- Birmingham Museum and Art Gallery
Birmingham Museum and Art Gallery Established 1885 Location Chamberlain Square, Birmingham Visitor figures 856,000 Website http://www.bmag.org.uk
Entrance to the Museum and Art Gallery is free, but some major exhibitions in the Gas Hall incur an entrance fee. It has a collection of international importance covering fine art, ceramics, metalwork, jewellery, archaeology, ethnography, local history and industrial history.
In 1829 the Birmingham Society of Artists created a private exhibition building in New Street, Birmingham while the historical precedent for public education around that time produced the Factory Act 1833, the first instance of Government funding for education.
The Museums Act 1845 “[empowered] boroughs with a population of 10,000 or more to raise a 1/2d for the establishment of museums.”  In 1864 the first public exhibition room, was opened when the Society and other donors presented 64 pictures as well as the Sultanganj Buddha to Birmingham Council and these were housed in the Free Library building but, due to lack of space, the pictures had to move to Aston Hall. Joseph Nettlefold donated twenty-five pictures by David Cox to Birmingham Art Gallery on the condition it opened on Sundays.
In June 1880, local artist Allen Edward Everitt accepted the post of honorary curator of the Free Art Gallery, a municipal institution which was the forerunner of the Birmingham Museum and Art Gallery.

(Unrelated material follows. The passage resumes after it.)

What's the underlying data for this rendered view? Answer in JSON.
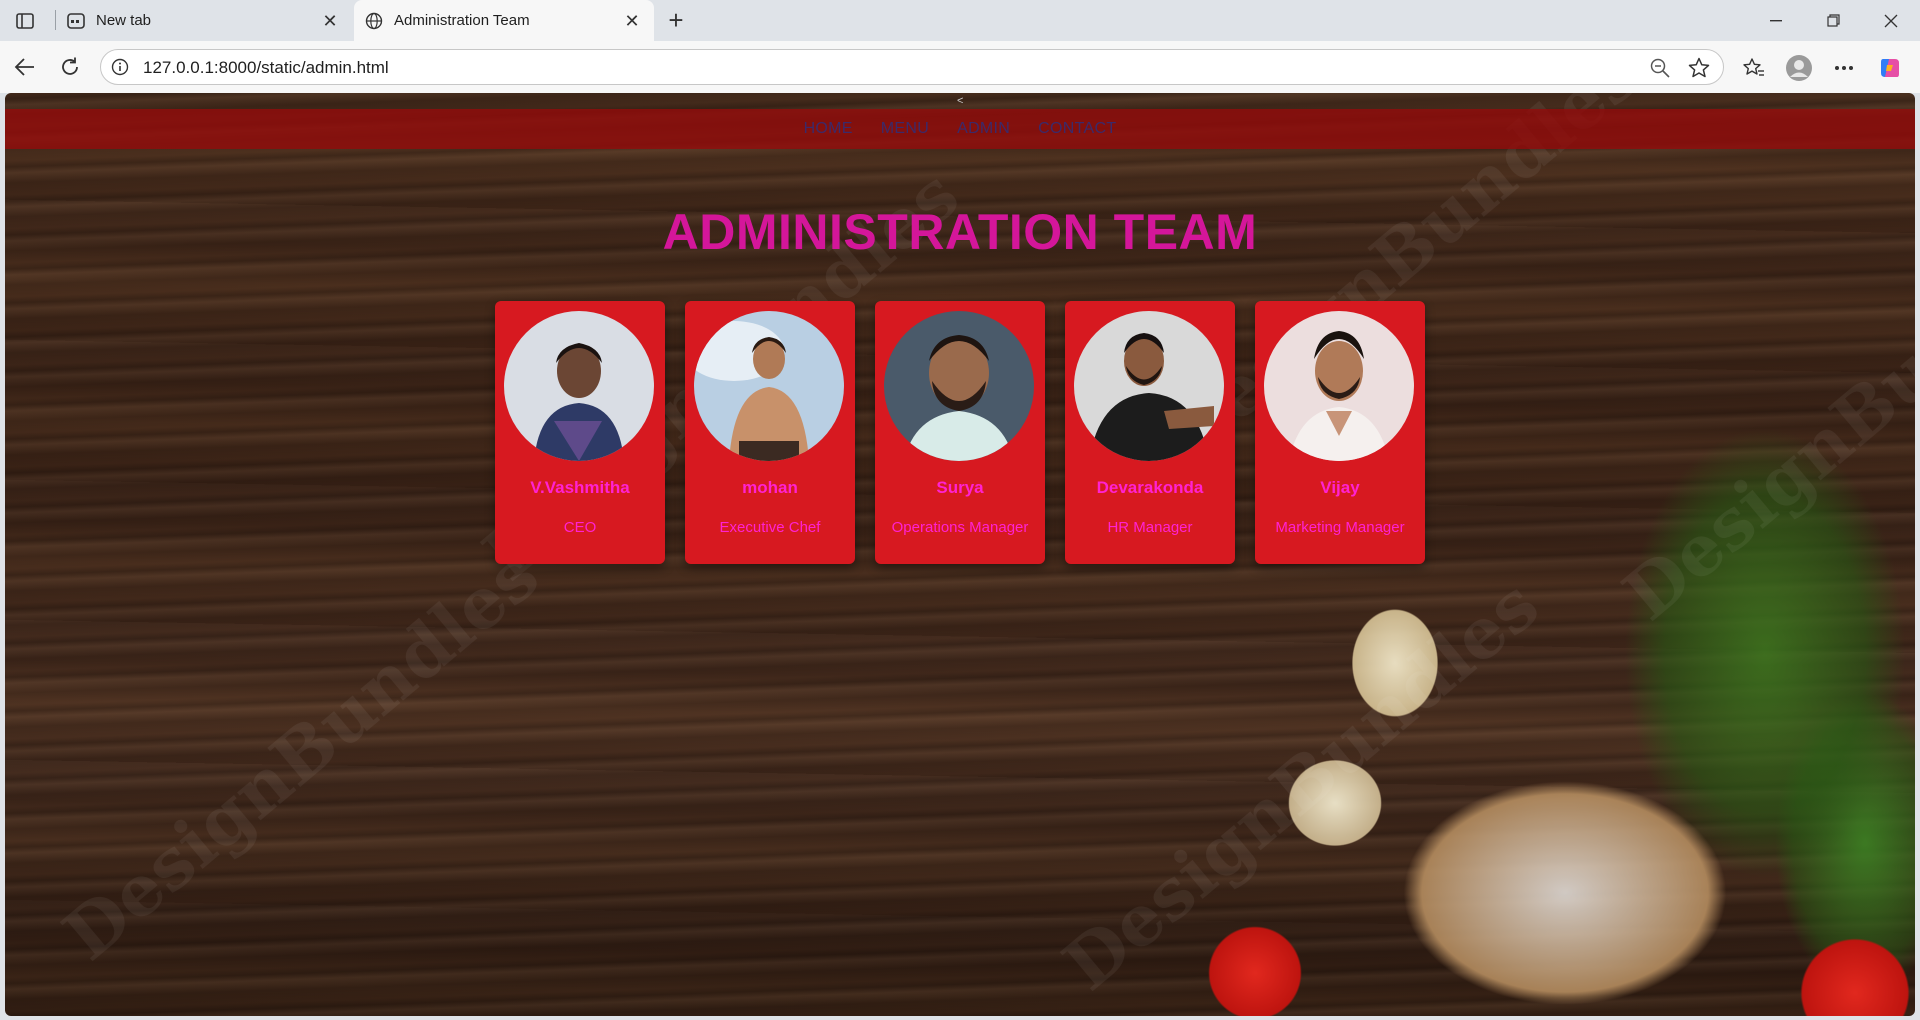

Jesse Collings, Mayor of Birmingham 1878-79, was responsible for free libraries in Birmingham and was the original proponent of the Birmingham Art Gallery. A £10,000 (2010: £800,000) gift by Sir Richard and George Tangye started a new drive for an art gallery and, in 1885, following other donations and £40,000 from the council, the Prince of Wales officially opened the new gallery. The Museum and Art Gallery occupied an extended part of the Council House above the new offices of the municipal Gas Department (which in effect subsidised the venture thus circumventing the Public Libraries Act 1850 which limited the use of public funds on the arts).The building was designed by Yeoville Thomason.

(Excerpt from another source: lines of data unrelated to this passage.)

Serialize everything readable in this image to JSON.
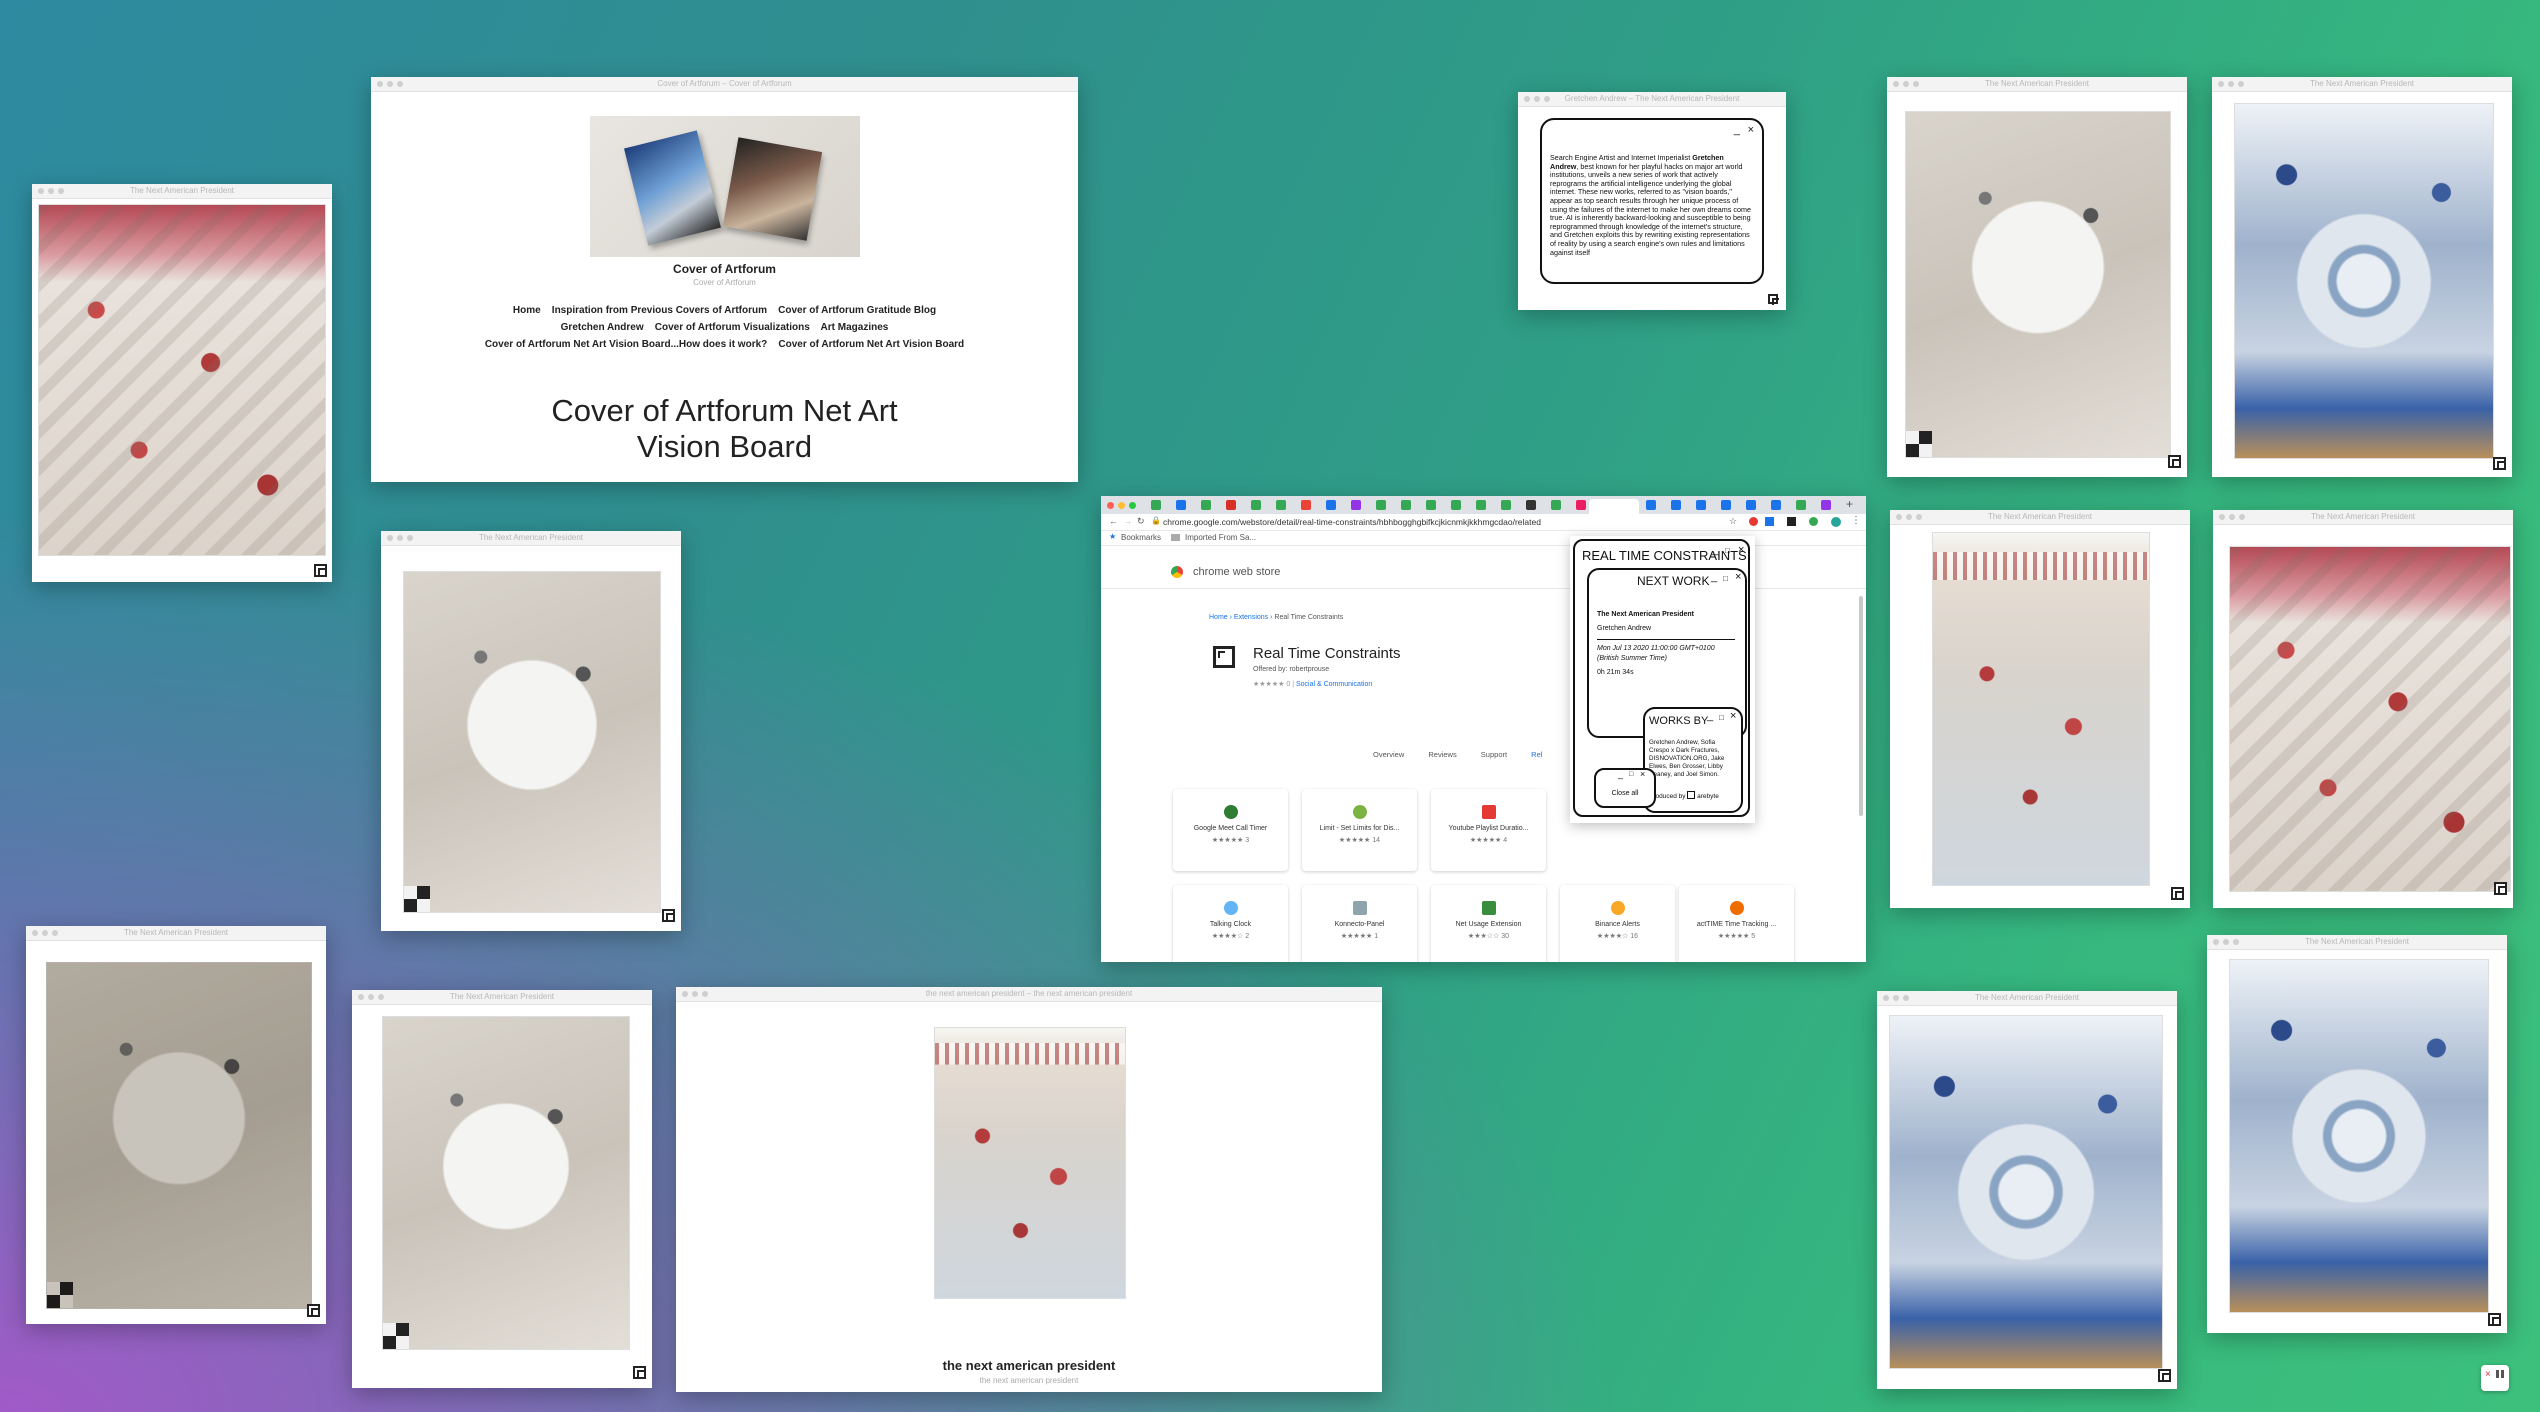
{
  "thumb_title": "The Next American President",
  "artforum": {
    "tb_title": "Cover of Artforum – Cover of Artforum",
    "site_title": "Cover of Artforum",
    "site_tagline": "Cover of Artforum",
    "nav": [
      "Home",
      "Inspiration from Previous Covers of Artforum",
      "Cover of Artforum Gratitude Blog",
      "Gretchen Andrew",
      "Cover of Artforum Visualizations",
      "Art Magazines",
      "Cover of Artforum Net Art Vision Board...How does it work?",
      "Cover of Artforum Net Art Vision Board"
    ],
    "heading_line1": "Cover of Artforum Net Art",
    "heading_line2": "Vision Board"
  },
  "about": {
    "tb_title": "Gretchen Andrew – The Next American President",
    "text_before": "Search Engine Artist and Internet Imperialist ",
    "text_bold": "Gretchen Andrew",
    "text_after": ", best known for her playful hacks on major art world institutions, unveils a new series of work that actively reprograms the artificial intelligence underlying the global internet. These new works, referred to as \"vision boards,\" appear as top search results through her unique process of using the failures of the internet to make her own dreams come true. AI is inherently backward-looking and susceptible to being reprogrammed through knowledge of the internet's structure, and Gretchen exploits this by rewriting existing representations of reality by using a search engine's own rules and limitations against itself"
  },
  "nap_window": {
    "tb_title": "the next american president – the next american president",
    "title": "the next american president",
    "subtitle": "the next american president"
  },
  "chrome": {
    "url": "chrome.google.com/webstore/detail/real-time-constraints/hbhbogghgbifkcjkicnmkjkkhmgcdao/related",
    "bookmarks": "Bookmarks",
    "imported": "Imported From Sa...",
    "store_name": "chrome web store",
    "breadcrumb": [
      "Home",
      "Extensions",
      "Real Time Constraints"
    ],
    "ext_name": "Real Time Constraints",
    "offered_by": "Offered by: robertprouse",
    "rating_count": "0",
    "category": "Social & Communication",
    "tabs": [
      "Overview",
      "Reviews",
      "Support",
      "Rel"
    ],
    "cards_row1": [
      {
        "name": "Google Meet Call Timer",
        "stars": "★★★★★",
        "count": "3",
        "color": "#2e7d32"
      },
      {
        "name": "Limit - Set Limits for Dis...",
        "stars": "★★★★★",
        "count": "14",
        "color": "#7cb342"
      },
      {
        "name": "Youtube Playlist Duratio...",
        "stars": "★★★★★",
        "count": "4",
        "color": "#e53935"
      }
    ],
    "cards_row2": [
      {
        "name": "Talking Clock",
        "stars": "★★★★☆",
        "count": "2",
        "color": "#64b5f6"
      },
      {
        "name": "Konnecto-Panel",
        "stars": "★★★★★",
        "count": "1",
        "color": "#90a4ae"
      },
      {
        "name": "Net Usage Extension",
        "stars": "★★★☆☆",
        "count": "30",
        "color": "#388e3c"
      },
      {
        "name": "Binance Alerts",
        "stars": "★★★★☆",
        "count": "16",
        "color": "#f9a825"
      },
      {
        "name": "actTIME Time Tracking ...",
        "stars": "★★★★★",
        "count": "5",
        "color": "#ef6c00"
      }
    ]
  },
  "rtc": {
    "title": "REAL TIME CONSTRAINTS",
    "next_work": "NEXT WORK",
    "work_title": "The Next American President",
    "work_artist": "Gretchen Andrew",
    "work_date": "Mon Jul 13 2020 11:00:00 GMT+0100 (British Summer Time)",
    "work_timer": "0h 21m 34s",
    "works_by": "WORKS BY",
    "works_by_text": "Gretchen Andrew, Sofia Crespo x Dark Fractures, DISNOVATION.ORG, Jake Elwes, Ben Grosser, Libby Heaney, and Joel Simon.",
    "produced_by": "Produced by",
    "producer": "arebyte",
    "close_all": "Close all",
    "ctrl_min": "_",
    "ctrl_max": "□",
    "ctrl_close": "×"
  }
}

Seven galleries had to be rebuilt after being bombed in 1940. Immediately after World War II "Mighty Mary" Woodall was appointed keeper of art under director, Trenchard Cox. Woodall and Cox, through their links to the London art world, were able to attract exhibitions, much publicity and donations to the gallery. In 1956 Woodall replaced Cox when the latter became Director of the Victoria and Albert Museum.
In 1951 the Museum of Science and Industry, Birmingham was incorporated into BM&AG. In 2001 the Science Museum closed with some exhibits being transferred to Thinktank, Birmingham science museum, which is operated by the independent Thinktank Trust.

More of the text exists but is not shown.